I came across the following problem on Ergodic Theory with a view towards number theory textbook(Exercise 4.2.5.):
Let $T: X\to X$ be a continuous map on a compact metric space. Show that the measures in $\mathscr E^T(X)$ constrain all the ergodic averages in the following sense. For $f\in C(X)$, define
$$ m(f)=\inf_{u\in\mathscr E^T(X)}\left\{\int f d\mu\right\} $$ and $$ M(f)=\sup_{u\in\mathscr E^T(X)}\left\{\int f d\mu\right\}. $$ Prove that
$$ m(f)\le\liminf_{N\to\infty} A_N^f(x)\le\limsup_{N\to\infty} A_N^f(x)\le M(f) $$ for any $x\in X$.
We know that $ \limsup_{N\to\infty} A_N^f(x) $ converges to $\int f d\mu$ pointwise a.e. for any ergodic measure. But how to show that it is actually bounded for every point? I have no idea how to prove this.

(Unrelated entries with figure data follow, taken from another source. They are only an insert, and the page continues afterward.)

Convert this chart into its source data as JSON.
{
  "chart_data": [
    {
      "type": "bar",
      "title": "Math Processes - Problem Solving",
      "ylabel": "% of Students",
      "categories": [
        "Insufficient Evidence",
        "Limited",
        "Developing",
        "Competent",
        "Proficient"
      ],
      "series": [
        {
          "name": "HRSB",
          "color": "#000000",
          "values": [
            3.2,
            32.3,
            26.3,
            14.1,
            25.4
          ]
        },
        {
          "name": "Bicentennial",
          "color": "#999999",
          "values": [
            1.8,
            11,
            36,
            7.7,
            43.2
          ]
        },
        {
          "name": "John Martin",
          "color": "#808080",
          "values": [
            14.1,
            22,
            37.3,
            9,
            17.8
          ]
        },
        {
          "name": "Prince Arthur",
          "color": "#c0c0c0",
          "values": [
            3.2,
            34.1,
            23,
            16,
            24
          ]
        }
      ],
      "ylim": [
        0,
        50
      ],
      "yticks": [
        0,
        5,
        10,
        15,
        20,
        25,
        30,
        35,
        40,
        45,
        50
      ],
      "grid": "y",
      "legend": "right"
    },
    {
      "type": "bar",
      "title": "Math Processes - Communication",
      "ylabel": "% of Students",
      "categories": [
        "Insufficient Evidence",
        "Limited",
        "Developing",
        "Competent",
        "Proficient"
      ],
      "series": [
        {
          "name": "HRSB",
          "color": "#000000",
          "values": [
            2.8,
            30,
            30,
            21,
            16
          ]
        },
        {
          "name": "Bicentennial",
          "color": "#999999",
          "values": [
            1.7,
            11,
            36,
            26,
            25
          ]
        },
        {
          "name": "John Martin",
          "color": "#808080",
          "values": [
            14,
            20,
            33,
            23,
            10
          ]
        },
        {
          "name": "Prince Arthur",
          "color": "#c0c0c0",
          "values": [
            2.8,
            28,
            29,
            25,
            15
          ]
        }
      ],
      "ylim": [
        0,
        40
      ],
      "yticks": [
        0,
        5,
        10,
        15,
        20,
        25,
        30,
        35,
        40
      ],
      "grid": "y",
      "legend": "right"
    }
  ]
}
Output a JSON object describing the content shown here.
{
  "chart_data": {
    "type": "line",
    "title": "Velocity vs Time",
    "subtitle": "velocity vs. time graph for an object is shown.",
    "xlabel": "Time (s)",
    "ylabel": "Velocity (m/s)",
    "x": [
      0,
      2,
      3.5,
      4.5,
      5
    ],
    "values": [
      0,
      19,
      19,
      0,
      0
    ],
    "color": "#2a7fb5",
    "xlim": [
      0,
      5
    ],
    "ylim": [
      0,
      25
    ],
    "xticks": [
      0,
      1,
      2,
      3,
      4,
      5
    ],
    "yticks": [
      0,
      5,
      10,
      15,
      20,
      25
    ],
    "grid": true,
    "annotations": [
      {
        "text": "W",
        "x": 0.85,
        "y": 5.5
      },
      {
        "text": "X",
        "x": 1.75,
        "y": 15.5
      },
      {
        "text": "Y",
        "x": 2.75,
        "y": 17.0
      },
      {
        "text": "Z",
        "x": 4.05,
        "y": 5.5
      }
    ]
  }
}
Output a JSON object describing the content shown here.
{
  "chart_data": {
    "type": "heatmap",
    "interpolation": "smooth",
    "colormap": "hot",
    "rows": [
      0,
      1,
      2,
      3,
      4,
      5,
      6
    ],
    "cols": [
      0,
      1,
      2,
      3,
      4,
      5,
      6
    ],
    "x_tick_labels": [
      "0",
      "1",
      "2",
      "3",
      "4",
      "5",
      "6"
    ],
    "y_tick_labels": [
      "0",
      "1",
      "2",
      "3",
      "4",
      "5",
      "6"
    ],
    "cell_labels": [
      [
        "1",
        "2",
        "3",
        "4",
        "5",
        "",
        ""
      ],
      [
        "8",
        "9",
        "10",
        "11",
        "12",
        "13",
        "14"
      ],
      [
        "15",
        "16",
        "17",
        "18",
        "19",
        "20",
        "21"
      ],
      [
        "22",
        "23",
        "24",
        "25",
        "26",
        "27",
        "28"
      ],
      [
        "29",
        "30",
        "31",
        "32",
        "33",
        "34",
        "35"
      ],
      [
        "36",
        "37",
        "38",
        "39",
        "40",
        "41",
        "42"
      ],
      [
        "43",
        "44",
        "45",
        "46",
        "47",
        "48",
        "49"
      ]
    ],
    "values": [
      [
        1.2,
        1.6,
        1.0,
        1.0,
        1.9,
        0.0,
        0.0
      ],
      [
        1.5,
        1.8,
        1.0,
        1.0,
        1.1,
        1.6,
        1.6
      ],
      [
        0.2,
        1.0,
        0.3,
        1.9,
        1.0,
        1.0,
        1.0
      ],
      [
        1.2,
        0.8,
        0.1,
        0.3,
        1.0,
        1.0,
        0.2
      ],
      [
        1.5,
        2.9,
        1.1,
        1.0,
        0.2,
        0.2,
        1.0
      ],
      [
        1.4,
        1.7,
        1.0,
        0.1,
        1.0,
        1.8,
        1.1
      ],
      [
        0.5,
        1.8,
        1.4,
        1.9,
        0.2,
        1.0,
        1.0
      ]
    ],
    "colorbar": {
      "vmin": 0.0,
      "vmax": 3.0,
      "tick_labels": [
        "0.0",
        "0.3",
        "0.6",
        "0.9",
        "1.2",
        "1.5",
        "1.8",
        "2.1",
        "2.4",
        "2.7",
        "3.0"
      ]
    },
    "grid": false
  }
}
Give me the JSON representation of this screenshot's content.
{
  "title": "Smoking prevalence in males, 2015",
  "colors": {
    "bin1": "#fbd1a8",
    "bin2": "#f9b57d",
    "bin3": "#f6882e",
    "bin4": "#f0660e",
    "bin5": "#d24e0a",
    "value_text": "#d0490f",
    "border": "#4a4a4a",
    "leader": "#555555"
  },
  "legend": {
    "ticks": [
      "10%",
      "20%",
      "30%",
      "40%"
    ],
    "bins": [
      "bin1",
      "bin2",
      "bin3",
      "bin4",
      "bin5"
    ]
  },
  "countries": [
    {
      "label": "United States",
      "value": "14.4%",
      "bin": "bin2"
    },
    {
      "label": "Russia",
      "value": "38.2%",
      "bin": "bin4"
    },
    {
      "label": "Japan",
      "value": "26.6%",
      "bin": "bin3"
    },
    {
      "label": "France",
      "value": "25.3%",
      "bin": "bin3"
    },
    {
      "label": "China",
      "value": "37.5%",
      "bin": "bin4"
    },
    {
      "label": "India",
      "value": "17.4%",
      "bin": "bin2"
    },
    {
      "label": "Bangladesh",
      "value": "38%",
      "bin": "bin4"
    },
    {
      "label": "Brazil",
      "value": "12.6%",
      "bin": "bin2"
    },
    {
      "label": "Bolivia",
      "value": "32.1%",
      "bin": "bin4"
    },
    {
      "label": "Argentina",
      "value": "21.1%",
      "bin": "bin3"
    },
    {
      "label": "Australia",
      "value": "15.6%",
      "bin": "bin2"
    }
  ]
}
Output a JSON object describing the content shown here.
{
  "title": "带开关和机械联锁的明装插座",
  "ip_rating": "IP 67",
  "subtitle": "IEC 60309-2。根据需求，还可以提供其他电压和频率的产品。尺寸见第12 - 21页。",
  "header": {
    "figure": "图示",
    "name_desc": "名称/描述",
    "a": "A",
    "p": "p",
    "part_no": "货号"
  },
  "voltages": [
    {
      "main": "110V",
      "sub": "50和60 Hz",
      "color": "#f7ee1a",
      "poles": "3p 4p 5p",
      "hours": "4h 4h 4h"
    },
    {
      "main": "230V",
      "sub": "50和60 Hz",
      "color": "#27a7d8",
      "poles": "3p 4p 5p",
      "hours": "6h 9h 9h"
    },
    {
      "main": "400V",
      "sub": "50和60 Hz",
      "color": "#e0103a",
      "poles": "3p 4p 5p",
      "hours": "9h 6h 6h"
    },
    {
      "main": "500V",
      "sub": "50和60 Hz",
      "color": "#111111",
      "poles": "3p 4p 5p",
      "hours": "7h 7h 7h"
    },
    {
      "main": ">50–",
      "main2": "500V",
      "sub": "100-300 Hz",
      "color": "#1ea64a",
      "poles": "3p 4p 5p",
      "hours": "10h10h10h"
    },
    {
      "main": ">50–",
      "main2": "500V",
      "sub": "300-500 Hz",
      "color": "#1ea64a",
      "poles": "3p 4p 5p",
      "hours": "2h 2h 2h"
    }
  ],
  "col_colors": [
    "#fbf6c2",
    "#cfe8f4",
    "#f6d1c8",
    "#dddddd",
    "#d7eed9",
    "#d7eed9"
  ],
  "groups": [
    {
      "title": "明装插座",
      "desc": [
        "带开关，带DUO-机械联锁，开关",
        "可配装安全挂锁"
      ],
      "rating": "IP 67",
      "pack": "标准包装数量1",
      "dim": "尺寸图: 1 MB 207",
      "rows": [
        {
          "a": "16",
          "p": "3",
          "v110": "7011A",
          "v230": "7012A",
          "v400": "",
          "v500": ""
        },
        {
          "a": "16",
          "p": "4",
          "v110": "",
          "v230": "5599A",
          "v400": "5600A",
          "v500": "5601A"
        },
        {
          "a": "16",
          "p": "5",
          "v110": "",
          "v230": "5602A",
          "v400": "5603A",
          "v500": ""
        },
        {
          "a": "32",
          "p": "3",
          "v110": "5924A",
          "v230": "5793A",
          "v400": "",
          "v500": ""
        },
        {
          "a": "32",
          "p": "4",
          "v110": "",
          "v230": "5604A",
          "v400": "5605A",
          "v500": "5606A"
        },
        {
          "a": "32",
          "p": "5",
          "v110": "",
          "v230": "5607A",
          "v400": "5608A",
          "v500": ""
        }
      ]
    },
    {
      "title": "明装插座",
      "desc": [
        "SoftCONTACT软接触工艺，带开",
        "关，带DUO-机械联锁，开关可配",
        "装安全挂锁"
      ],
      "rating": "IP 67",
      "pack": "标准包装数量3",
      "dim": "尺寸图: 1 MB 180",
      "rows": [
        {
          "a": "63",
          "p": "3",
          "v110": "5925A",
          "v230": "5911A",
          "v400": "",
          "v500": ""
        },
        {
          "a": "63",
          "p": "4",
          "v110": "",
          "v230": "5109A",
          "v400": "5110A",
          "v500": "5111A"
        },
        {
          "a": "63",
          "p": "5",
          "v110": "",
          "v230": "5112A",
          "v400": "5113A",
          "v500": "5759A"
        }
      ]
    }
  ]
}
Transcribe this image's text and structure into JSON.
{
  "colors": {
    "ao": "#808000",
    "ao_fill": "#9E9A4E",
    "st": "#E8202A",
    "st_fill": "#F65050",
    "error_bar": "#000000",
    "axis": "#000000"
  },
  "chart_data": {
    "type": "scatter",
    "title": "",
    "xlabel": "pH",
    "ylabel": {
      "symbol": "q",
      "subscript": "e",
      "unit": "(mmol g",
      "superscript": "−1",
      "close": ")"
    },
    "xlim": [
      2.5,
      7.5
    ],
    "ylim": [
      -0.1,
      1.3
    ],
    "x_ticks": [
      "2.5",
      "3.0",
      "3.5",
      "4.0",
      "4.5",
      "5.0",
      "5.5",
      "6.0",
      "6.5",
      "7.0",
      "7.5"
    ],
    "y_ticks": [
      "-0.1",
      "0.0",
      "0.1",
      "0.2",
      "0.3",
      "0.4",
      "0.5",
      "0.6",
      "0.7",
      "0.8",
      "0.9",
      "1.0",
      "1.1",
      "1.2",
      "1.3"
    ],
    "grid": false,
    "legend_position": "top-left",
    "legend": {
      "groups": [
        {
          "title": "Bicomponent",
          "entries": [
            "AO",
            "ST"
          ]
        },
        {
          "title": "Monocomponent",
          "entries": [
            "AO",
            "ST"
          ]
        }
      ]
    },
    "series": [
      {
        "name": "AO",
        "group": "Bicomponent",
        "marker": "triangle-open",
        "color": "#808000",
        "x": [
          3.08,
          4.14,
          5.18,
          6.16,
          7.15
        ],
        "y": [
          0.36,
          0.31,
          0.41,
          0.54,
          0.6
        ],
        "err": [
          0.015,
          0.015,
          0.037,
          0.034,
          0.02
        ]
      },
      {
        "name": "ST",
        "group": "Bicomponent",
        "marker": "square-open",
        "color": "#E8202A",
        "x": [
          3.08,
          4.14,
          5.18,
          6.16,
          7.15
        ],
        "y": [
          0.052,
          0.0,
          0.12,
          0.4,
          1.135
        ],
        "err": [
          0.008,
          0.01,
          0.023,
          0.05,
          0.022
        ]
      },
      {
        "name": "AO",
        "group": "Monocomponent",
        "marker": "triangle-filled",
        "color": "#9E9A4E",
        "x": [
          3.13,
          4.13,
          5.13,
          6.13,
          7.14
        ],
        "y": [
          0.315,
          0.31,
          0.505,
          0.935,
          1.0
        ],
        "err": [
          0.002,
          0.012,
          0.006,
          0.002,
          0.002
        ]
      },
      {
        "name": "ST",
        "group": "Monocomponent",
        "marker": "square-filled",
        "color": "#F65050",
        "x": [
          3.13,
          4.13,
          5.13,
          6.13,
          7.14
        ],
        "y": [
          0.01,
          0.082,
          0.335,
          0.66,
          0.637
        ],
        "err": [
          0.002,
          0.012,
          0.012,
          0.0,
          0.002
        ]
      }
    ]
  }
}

Fix $f \in C(X)$. Fix $x \in X$. Say $\frac{1}{N_k}\sum_{n \le N_k} f(T^nx) \to \limsup_{N \to \infty} A_N^f(x)$. Let $\mu$ be a weak-$*$ limit point of the measures $\frac{1}{N_k}\sum_{n \le N_k} \delta_{T^n x}$. It's easy to see $\mu$ is $T$-invariant. Let $\lambda$, a probability measure on $\mathscr{M}^T(X)$, be the ergodic decomposition of $\mu$ (c.f. Theorem 4.8). Then, $$\limsup_{N \to \infty} A_N^f(x) = \int_X fd\mu = \int_{\mathscr{E}^T(X)} \left(\int_X fd\nu\right) d\lambda(\nu) \le \int_X f d\nu_0$$ for some $\nu_0 \in \mathscr{E}^T(X)$, as desired.